What's the maximum CAN bus frame (message) rate at 125 kbit/s?
Per Olin Lathrop's suggestion, I'll expand on bit-stuffing.
CAN uses NRZ coding, and is therefor not happy with long runs of ones or zeroes (It loses track of where the clock edges ought to be). It solves this potential problem by bit-stuffing. When transmitting, if it encounters a run of 5 successive ones or zeros it inserts a bit of the other polarity, and when receiving, if it encounters 5 successive ones or zeroes it ignores the subsequent bit (unless the bit is the same as the previous bits, in which case it issues an error flag).
If you are sending all zeroes or all ones for your test data, a string of 64 identical bits will result in the insertion of 12 stuffed bits. This will increase total frame length to 140 bits, with a best-case frame rate of 874 frames / sec. If the data bits are the same as the MSB of the CRC, you'll get another stuffed bit there, and the frame rate drops to 868 frames/ sec. If the CRC has long runs of ones or zeroes, that will reduce the frame rate even further. The same consideration applies to your identifiers.

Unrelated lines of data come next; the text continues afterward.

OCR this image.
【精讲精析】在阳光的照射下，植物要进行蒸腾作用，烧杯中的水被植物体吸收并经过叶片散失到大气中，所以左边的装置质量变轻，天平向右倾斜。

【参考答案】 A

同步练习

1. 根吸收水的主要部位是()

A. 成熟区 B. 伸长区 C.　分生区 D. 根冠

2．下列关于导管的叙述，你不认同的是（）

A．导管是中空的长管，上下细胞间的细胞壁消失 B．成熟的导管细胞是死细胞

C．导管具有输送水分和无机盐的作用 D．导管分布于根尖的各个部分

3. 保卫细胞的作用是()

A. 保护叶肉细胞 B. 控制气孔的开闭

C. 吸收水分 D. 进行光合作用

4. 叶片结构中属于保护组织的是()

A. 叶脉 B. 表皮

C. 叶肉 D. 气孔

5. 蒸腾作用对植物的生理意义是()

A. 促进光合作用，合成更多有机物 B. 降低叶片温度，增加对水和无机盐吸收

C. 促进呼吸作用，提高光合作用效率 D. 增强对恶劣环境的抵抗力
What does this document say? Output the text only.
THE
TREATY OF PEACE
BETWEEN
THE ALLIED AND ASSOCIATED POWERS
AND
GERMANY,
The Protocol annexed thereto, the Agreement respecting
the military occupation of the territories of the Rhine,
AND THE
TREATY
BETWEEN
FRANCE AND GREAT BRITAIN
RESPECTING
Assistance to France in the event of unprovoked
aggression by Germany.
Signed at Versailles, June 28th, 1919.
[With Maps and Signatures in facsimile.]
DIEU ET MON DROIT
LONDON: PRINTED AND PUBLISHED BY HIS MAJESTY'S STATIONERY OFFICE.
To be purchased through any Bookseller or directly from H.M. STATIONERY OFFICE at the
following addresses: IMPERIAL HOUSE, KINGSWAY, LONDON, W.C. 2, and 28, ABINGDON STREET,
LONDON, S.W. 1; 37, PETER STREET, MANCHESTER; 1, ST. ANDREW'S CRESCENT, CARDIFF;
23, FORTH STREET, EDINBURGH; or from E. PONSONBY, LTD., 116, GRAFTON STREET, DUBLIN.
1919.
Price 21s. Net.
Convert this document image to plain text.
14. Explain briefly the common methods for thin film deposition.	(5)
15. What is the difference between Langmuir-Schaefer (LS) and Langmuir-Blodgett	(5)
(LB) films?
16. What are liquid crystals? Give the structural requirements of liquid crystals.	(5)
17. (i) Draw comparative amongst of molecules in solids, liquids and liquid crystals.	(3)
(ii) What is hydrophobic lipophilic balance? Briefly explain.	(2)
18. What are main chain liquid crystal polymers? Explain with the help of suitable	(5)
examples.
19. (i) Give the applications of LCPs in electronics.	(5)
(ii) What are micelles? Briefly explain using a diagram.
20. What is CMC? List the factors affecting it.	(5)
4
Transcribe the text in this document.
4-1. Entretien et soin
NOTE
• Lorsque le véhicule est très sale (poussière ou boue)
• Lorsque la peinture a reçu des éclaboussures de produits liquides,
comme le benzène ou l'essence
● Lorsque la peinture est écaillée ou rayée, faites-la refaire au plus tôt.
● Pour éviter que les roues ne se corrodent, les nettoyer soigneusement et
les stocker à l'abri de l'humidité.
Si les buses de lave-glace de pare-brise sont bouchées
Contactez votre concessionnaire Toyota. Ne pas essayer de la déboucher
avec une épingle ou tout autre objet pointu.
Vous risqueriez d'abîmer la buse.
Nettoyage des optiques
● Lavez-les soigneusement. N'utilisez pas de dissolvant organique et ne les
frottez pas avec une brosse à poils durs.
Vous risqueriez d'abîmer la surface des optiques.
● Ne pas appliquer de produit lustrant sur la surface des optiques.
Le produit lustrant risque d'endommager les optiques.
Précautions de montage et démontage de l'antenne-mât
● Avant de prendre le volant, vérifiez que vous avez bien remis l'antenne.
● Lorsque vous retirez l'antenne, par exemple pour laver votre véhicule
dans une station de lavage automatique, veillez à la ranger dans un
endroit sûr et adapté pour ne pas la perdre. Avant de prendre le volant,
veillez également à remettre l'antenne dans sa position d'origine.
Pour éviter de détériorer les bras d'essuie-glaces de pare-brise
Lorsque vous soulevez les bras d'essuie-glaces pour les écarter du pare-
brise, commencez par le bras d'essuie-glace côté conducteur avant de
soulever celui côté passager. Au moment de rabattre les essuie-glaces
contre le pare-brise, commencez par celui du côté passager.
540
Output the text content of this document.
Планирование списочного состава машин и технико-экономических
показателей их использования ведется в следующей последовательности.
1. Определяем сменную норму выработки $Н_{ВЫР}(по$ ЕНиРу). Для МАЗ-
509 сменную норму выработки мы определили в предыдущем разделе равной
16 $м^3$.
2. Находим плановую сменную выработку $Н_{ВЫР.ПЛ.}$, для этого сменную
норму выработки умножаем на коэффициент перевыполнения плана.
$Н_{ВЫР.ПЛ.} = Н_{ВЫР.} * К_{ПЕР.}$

A total of 16 stuffed bits will produce an ideal frame rate of 850.3 frames/sec, so you ought to consider it. A quick test would be to use test data with alternating bits, and see what happens to your frame rate.
The smallest 2.0a (standard) frame you can build is 47bits ...The smallest 2.0b (extended) frame you can build is 67bits ...That INcludes 3bits of inter-frame spacing, and EXcludes bit stuffing ...In theory we can build a frame which will never stuff; In reality, bit stuffing is going to happen quite a lot!
The maximum baud for CANBus 2.0a/b is 1Mbit.
At 1Mb/S, a single (dominant/recessive) bit is 1uS long, ie. 0.000'001 S
So a 67bit frame [the smallest theoretical 2.0b frame] will take 67uS to transmit - before another (67bit) frame may be transmitted.
1'000'000 / 67 gives 14,925 complete frames (+ 25bits of the next frame)
As you are running at 1/8th of that speed, you can get at most 1/8th of the packets
14'925 / 8 = 1'865 frames/Second @125Kb
By the time you are using all 64bits (8bytes) of data, and ASSUMING you have not triggered bit stuffing "errors" by having strings of consecutive 1's or 0's
1'000'000 / (67 + 64) = 7'633
7'633 / 8 = 954
And that's also assuming your wiring is perfect. Is your can bus made from 120ohm UTP cable and capacitively decoupled at both ends? Or some random wire with a 120ohm resistor across one end?
Overall I would say you're doing pretty well to get 90% of theoretical maximum throughput.